Gave up waiting for Western Digital’s 320GB drive – went external instead

Why settle for 320GB sometime in the indeterminate future, when you can have 450GB right now?

Western Digital has repeatedly pushed back shipment of its 320GB 2.5-inch notebook hard drive. When the company announced the WD3200BEVT drive a month ago, they said it was shipping immediately. Then it would be shipping in a week, and then by the end of November. It is still not shipping.

Could I keep waiting? Well, yes – but the 200GB hard drive in my MacBook Pro is full. I’ve had to move “everyday” data onto a desktop external drive, and December and January are heavy travel months for me. That gave the upgrade some urgency.
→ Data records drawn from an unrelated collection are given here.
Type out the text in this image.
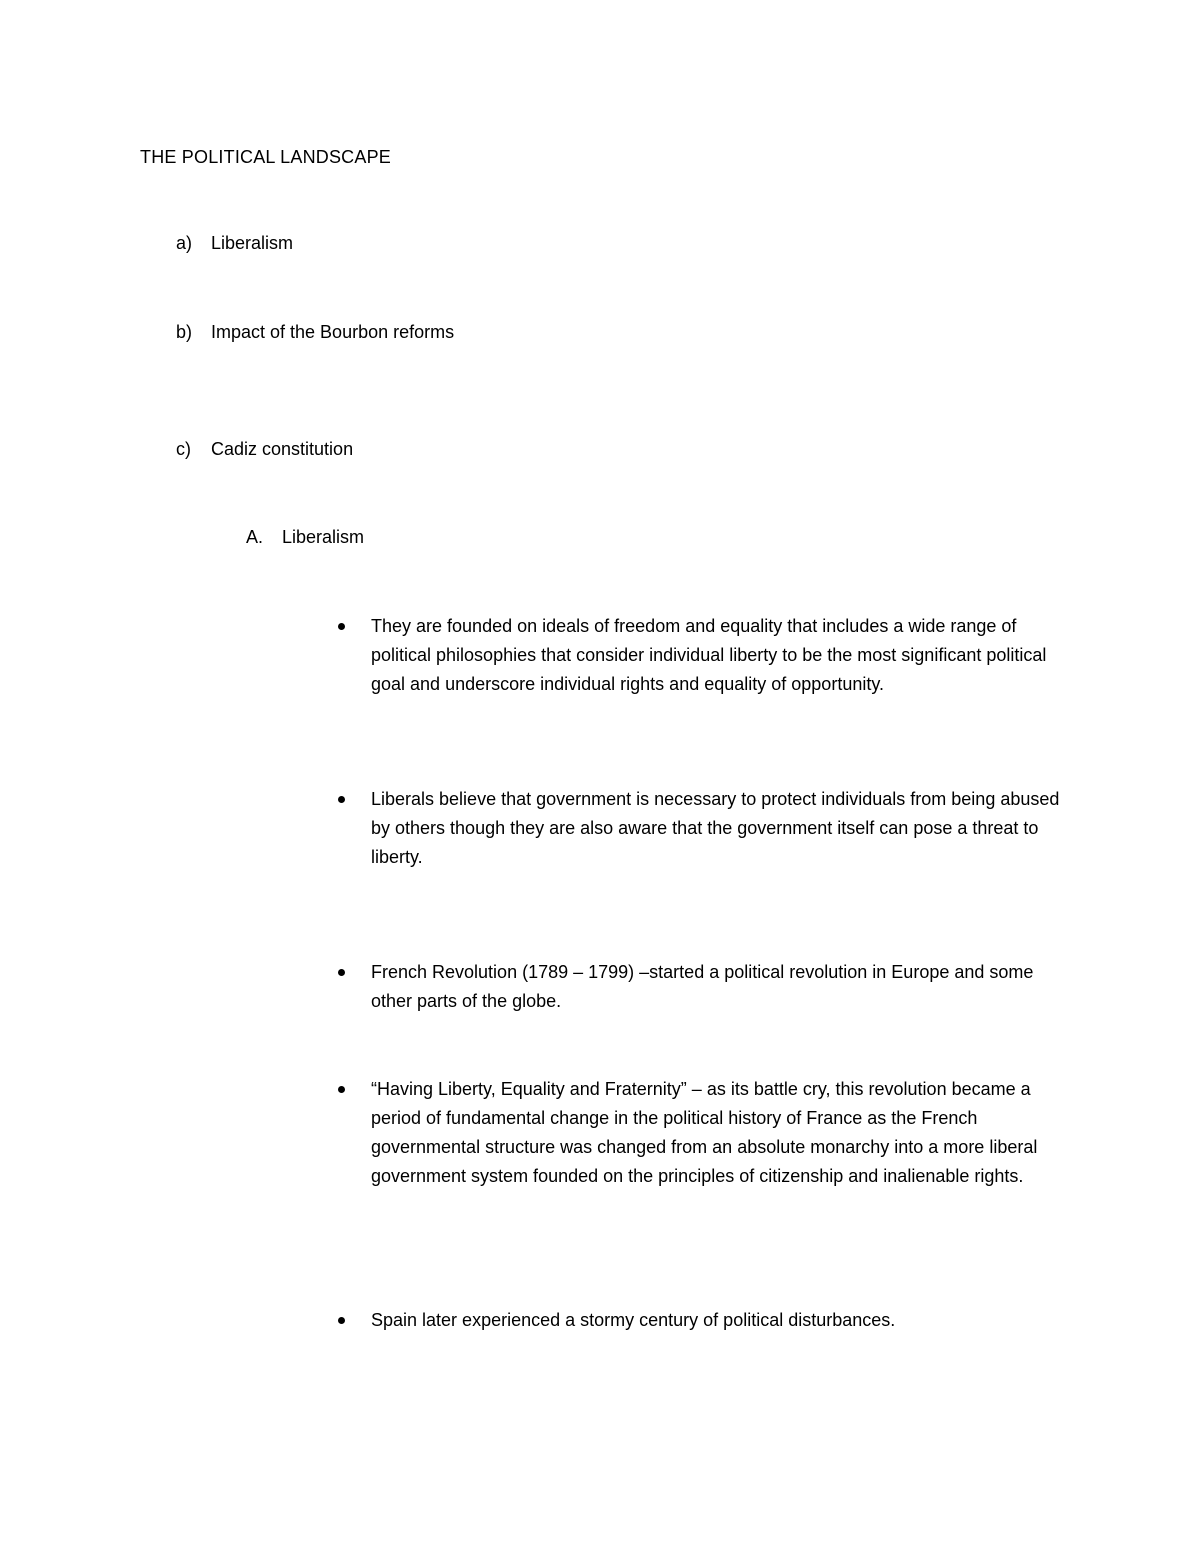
THE POLITICAL LANDSCAPE
a) Liberalism
b) Impact of the Bourbon reforms
c) Cadiz constitution
A. Liberalism
They are founded on ideals of freedom and equality that includes a wide range of political philosophies that consider individual liberty to be the most significant political goal and underscore individual rights and equality of opportunity.
Liberals believe that government is necessary to protect individuals from being abused by others though they are also aware that the government itself can pose a threat to liberty.
French Revolution (1789 – 1799) –started a political revolution in Europe and some other parts of the globe.
“Having Liberty, Equality and Fraternity” – as its battle cry, this revolution became a period of fundamental change in the political history of France as the French governmental structure was changed from an absolute monarchy into a more liberal government system founded on the principles of citizenship and inalienable rights.
Spain later experienced a stormy century of political disturbances.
To make a long story short, I’ve abandoned my plan to buy and install the new Western Digital internal 320GB drive, at least for now. I had been looking forward not only to increasing the capacity, but also improving battery life (the new drive draws less current than my current one) and increasing I/O performance (the new drive spins faster too).

Instead, I’ll try a two-spindle solution, with an external USB-powered Western Digital 250GB Passport drive.

The pros: Total capacity will be a raw 450GB, instead of 320GB, so I can carry even more “stuff.” Plus, I can use it not only to store important data, but also to backup data while I’m traveling. Also, by not swapping the internal hard drive, I’m not potentially harming my MacBook Pro’s warranty.

The cons: External drives are a nuisance. If I use it while running on batteries, run time will be reduced. Throughput on USB external drives is significantly slower than those connected to internal SATA buses.

Will I regret this decision? Possibly. Who knows, I might still upgrade to the 320GB internal drive in the future. Since the Passport only costs $149, it’s not a huge gamble either way.

Z Trek Copyright (c) Alan Zeichick
1 reply
  1. Khat
    Khat says:

    That’s exactly my setup except for sizes. I have 100GBs in my MBP and use a 180GB WD Passport drive.

    I kept the FAT32 format so I can use the drive with my other OSs and the 2GB file limit hasn’t been a problem.

    VMs are why I need more space (and I suspect the same for many OSX users) and fortunately VMware Fusion has an option to breakup virtual hard disk files in 2GB chunks so I can store the ones I don’t use often on the USB drive. Don’t remember if Parallels has that feature.